Similar observations of the Great Nebula of Orion showed that the conspicuous “nebular” lines found in its brighter portions faded out in its outer portions, leaving the hydrogen lines bright, while, at the extreme edge, only a faint continuous spectrum appeared. This again has been fully explained by Bowen’s discovery of the mechanism of excitation of nebular radiation by the ultra-violet light from exceedingly hot stars, and affords a further confirmation of it.
But the most important contribution of the new technique was in the observation of the spiral nebulae. Their spectra are continuous and so faint that previous instruments brought out only tantalizing suggestions of dark lines. With the new spectrograph, beautiful spectra were obtained, showing numerous dark lines, of just the character that might have been expected from vast clouds of stars of all spectral types. This provided the first definite indication of one of the greatest of modern astronomical discoveries—that the white nebulae are external galaxies, of enormous dimensions, and at distances beyond the dreams of an earlier generation.
By employing higher dispersion, spectra were secured which permitted the measurement of radial velocity. The first plates, of the Andromeda Nebula, revealed the almost unprecedented speed of 300 kilometers per second toward the Sun. Later measures of many other nebulae showed that this motion was, for a nebula, unusually slow, but remarkable in its direction, for practically all the others were receding.
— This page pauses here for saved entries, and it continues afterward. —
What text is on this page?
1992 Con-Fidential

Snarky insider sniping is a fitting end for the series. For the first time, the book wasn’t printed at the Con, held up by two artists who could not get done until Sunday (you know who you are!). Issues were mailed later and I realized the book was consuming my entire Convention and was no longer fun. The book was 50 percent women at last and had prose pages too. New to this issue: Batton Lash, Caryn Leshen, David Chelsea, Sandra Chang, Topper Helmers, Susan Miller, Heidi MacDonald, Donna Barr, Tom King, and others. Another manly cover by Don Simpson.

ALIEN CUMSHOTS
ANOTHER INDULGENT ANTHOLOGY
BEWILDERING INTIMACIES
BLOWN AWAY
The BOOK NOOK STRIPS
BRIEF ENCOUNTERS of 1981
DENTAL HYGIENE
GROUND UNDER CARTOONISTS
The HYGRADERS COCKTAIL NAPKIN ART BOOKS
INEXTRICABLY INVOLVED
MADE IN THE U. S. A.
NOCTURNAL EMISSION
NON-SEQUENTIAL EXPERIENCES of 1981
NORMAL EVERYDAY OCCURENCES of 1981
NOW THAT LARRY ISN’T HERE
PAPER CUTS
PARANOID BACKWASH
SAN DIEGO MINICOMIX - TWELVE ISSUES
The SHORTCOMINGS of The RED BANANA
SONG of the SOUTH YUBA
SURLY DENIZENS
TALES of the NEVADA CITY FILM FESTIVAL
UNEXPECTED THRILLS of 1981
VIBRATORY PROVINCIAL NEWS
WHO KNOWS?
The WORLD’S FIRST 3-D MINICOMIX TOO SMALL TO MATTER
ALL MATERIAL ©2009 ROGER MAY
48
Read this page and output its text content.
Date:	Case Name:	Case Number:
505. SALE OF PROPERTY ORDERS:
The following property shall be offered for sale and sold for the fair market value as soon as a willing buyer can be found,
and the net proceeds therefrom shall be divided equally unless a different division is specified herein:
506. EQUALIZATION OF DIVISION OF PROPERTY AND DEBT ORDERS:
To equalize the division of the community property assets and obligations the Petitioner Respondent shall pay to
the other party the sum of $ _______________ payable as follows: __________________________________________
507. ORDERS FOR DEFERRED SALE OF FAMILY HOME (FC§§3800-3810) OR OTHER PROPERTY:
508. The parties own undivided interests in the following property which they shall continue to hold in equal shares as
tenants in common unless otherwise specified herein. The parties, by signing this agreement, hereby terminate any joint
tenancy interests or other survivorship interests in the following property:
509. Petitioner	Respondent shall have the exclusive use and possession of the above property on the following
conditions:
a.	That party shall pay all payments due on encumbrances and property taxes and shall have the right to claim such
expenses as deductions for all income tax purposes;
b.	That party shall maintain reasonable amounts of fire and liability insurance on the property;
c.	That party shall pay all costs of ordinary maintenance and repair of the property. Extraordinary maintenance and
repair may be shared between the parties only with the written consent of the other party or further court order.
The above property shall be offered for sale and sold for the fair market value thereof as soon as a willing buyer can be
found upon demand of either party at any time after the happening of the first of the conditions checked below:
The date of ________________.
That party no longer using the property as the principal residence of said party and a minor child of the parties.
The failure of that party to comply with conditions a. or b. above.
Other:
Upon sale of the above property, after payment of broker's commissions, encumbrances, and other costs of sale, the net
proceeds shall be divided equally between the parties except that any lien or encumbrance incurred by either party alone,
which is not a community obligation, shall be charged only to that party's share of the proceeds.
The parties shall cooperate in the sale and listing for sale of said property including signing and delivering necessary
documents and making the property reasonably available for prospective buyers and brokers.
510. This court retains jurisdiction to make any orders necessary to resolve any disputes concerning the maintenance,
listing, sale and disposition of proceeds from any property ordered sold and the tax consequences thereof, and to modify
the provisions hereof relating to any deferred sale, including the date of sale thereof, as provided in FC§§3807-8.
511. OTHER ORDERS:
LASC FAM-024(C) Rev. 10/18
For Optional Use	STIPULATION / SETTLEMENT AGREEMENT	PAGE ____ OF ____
Similar measures upon globular star-clusters showed systematic differences in various parts of the heavens, which indicated that, compared with the vast system of these clusters, the Sun is moving at the rate of nearly 300 kilometers per second—a motion which is now attributed to its revolution, in a vast orbit, about the center of the Galaxy, as a part of the general rotation of the latter.
The velocities of the nebulae reveal substantially the same solar motion, but, over and above this, an enormous velocity of recession, increasing with the faintness and probable distance of the nebulae.